Kai Rudl bereitet sich auf seinen Ruhestand vor, lässt die Musik aber nicht aus den Händen

Von Lennart Keck

Otterndorf. Die Finger gleiten über die Tasten, die frisch restaurierte Gloger-Orgel erklingt kraftvoll und Kai Rudl lächelt zufrieden. Jahrzehntelang hat er den Kirchenkreis Land Hadeln und ab 2013 den fusionierten Kirchenkreis Cuxhaven-Hadeln als Kreiskantor mit seinem musikalischen Engagement geprägt. Nun bereitet sich der 65-jährige Kirchenmusiker langsam auf seinen Ruhestand vor - aber nicht, ohne noch einmal alle Register zu ziehen.

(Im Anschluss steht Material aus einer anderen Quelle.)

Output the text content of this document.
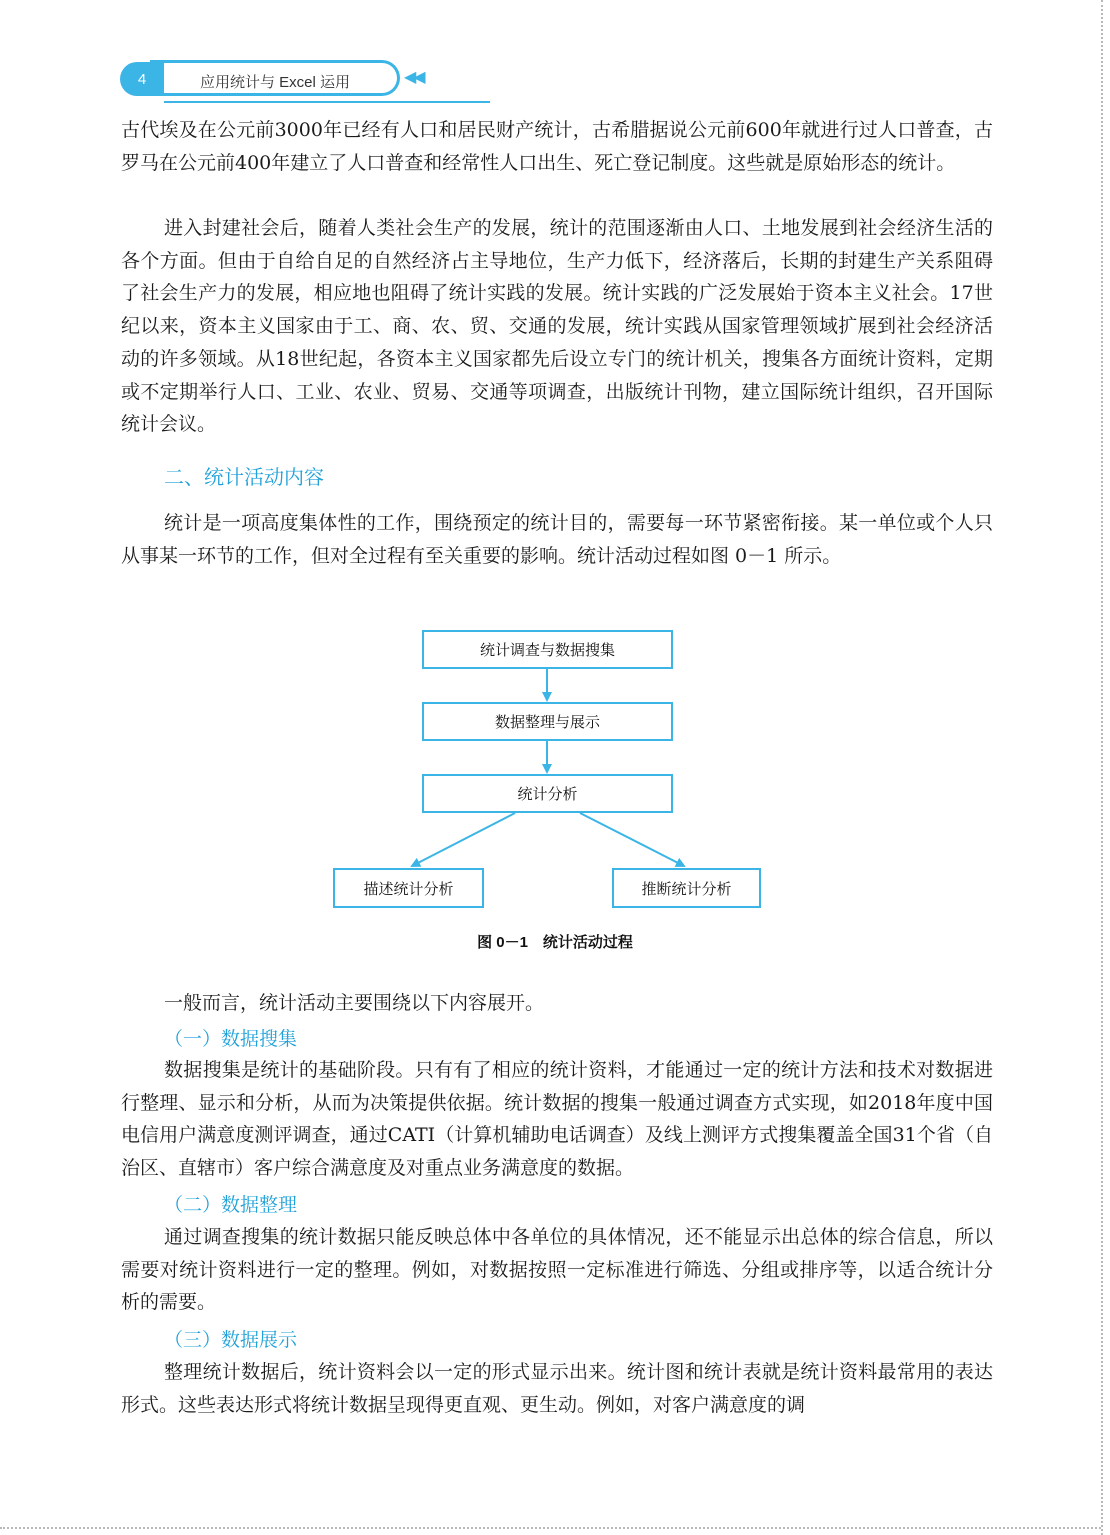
4	应用统计与 Excel 运用	◀◀

古代埃及在公元前3000年已经有人口和居民财产统计，古希腊据说公元前600年就进行过人口普查，古罗马在公元前400年建立了人口普查和经常性人口出生、死亡登记制度。这些就是原始形态的统计。

进入封建社会后，随着人类社会生产的发展，统计的范围逐渐由人口、土地发展到社会经济生活的各个方面。但由于自给自足的自然经济占主导地位，生产力低下，经济落后，长期的封建生产关系阻碍了社会生产力的发展，相应地也阻碍了统计实践的发展。统计实践的广泛发展始于资本主义社会。17世纪以来，资本主义国家由于工、商、农、贸、交通的发展，统计实践从国家管理领域扩展到社会经济活动的许多领域。从18世纪起，各资本主义国家都先后设立专门的统计机关，搜集各方面统计资料，定期或不定期举行人口、工业、农业、贸易、交通等项调查，出版统计刊物，建立国际统计组织，召开国际统计会议。

二、统计活动内容

统计是一项高度集体性的工作，围绕预定的统计目的，需要每一环节紧密衔接。某一单位或个人只从事某一环节的工作，但对全过程有至关重要的影响。统计活动过程如图 0－1 所示。

统计调查与数据搜集
数据整理与展示
统计分析
描述统计分析	推断统计分析
图 0－1　统计活动过程

一般而言，统计活动主要围绕以下内容展开。

（一）数据搜集

数据搜集是统计的基础阶段。只有有了相应的统计资料，才能通过一定的统计方法和技术对数据进行整理、显示和分析，从而为决策提供依据。统计数据的搜集一般通过调查方式实现，如2018年度中国电信用户满意度测评调查，通过CATI（计算机辅助电话调查）及线上测评方式搜集覆盖全国31个省（自治区、直辖市）客户综合满意度及对重点业务满意度的数据。

（二）数据整理

通过调查搜集的统计数据只能反映总体中各单位的具体情况，还不能显示出总体的综合信息，所以需要对统计资料进行一定的整理。例如，对数据按照一定标准进行筛选、分组或排序等，以适合统计分析的需要。

（三）数据展示

整理统计数据后，统计资料会以一定的形式显示出来。统计图和统计表就是统计资料最常用的表达形式。这些表达形式将统计数据呈现得更直观、更生动。例如，对客户满意度的调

Geboren in der Nähe von Flensburg, entdeckte Kai Rudl im Kindesalter die Liebe zur Musik. Früh merkte er, dass Musik eine Sprache ist, die ihm im Blut liegt. „In der Musik stecken Aussagen, die man nicht aufschreiben kann. Es ist wie in einem Gespräch. Es gibt Untertöne und Zusammenhänge, die sich aus dem Kontext ergeben, die aber nicht direkt schwarz auf weiß sichtbar sind.“ Heute spielt er allerlei Instrumente.

Neben der Musik war es das Spirituelle im Religiösen, das Kai Rudl immer als „sehr anziehend“ empfand. Die Verbindung zur Musik, die Arbeit mit Menschen und das Erforschen der Dinge in ihrer spirituellen Tiefe hätten ihn schließlich zu seinem heutigen Beruf geführt.

Ab 1980 studierte er Kirchenmusik an der Hochschule für Musik in Hamburg. Nach Abschluss seines Studiums 1986 bewarb er sich um eine Kirchenmusikerstelle in Cadenberge - seine zweite Bewerbung überhaupt.

1990 wurde er Kreiskantor des Kirchenkreises Land Hadeln. Dort baute er im Laufe der Jahre ein umfangreiches musikalisches Angebot auf: Posaunenchöre, Kinder- und Jugendchöre oder auch den Gospelchor. Mit der Fusion der beiden Kirchenkreise zum Kirchenkreis Cuxhaven-Hadeln wechselte er in die Superintendentur nach Otterndorf, wo er seit 2013 als Kreiskantor tätig ist.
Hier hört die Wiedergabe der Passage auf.